0.007062801218218886


In [10]:
# calculate MSE on testing set
test_mse = mean_squared_error(y_test, preds_test)
print(test_mse)

0.006571073840504757


We also have a low MSE score on the testing set that is very similar to the training one. So, our model is not overfitting.

In [11]:
# print coefficients of linear regression model
lr_model.coef_

array([-4.94784409e-04, -9.33729668e-04, -2.81877324e-03, -3.29306515e-03,
        5.93297658e-05,  4.02235021e-02,  1.98044098e-03, -3.39452179e-04,
       -5.44949336e-03, -4.82500415e-03,  8.22897305e-05,  6.24226133e-02,
       -2.66390121e-04,  5.69511279e-04, -2.30657474e-03, -2.51428876e-03,
       -1.31637908e-03,  3.96978126e-02, -1.05127088e-02,  3.02116023e-04,
       -3.89728413e-04,  3.57359816e-03, -1.43282556e-02, -1.13460794e-03,
       -1.02515456e-03,  5.50201521e-03, -4.02044201e-03, -1.15164578e-03,
        2.15908520e-04,  5.59779791e-03, -2.42464365e-03, -1.75240320e-02])

In [12]:
coef_df = pd.DataFrame()

In [13]:
coef_df['feature'] = df.columns
coef_df.head()

Unnamed: 0,feature
0,a1cx
1,a1cy
2,a1sx
3,a1sy
4,a1rho


In [14]:
coef_df['coefficient'] = lr_model.coef_
coef_df.head()

Unnamed: 0,feature,coefficient
0,a1cx,-0.000495
1,a1cy,-0.000934
2,a1sx,-0.002819
3,a1sy,-0.003293
4,a1rho,5.9e-05


From this output, we can see the variables a1sx and a1sy have the lowest value (the biggest negative value) so they are contributing more to the prediction than the three other variables shown here.

In [15]:
alt.Chart(coef_df).mark_bar().encode(x='coefficient', y='feature')
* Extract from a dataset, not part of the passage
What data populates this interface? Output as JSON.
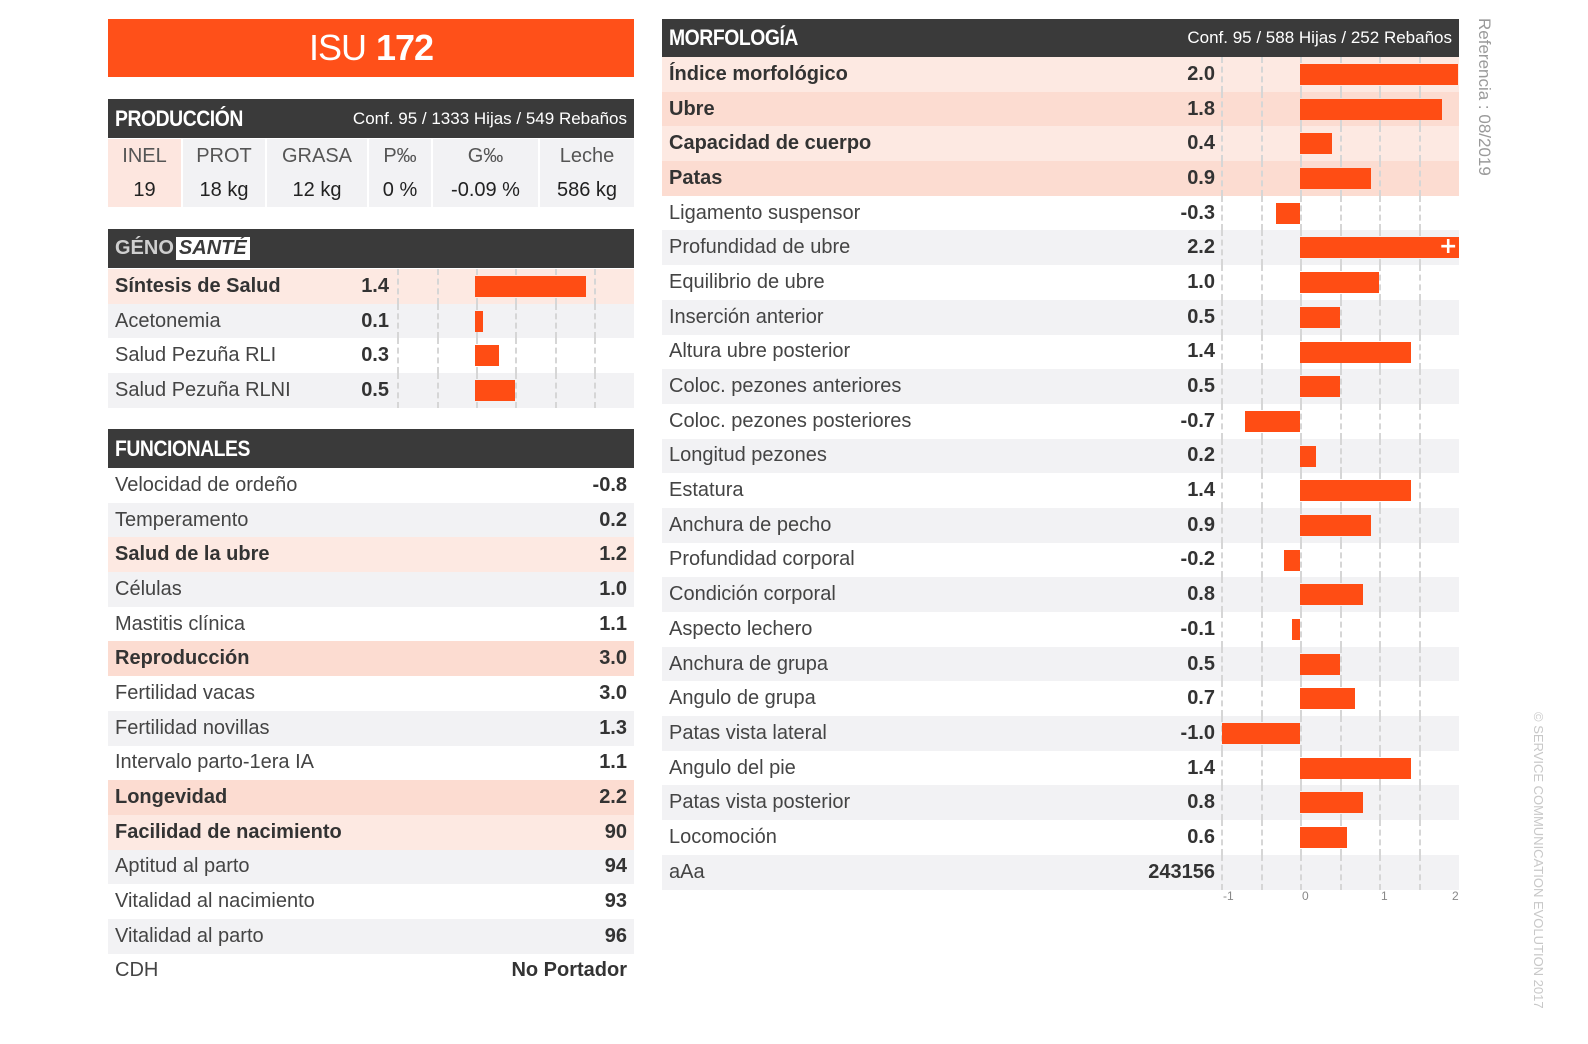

The first three variables impacted the outcome positively (increasing the target variable value). This means as the population grows in any of the three areas, the chance of customer churn increases. On the other hand, the last three features negatively impacted the target variable (decreasing the target variable value): if the maximum length, bank-1 efficiency level, or temperature increases, the risk of customers leaving decreases.

In this exercise, you learned how to extract the coefficients learned by a linear regression model and identified which variables make the biggest contribution to the prediction.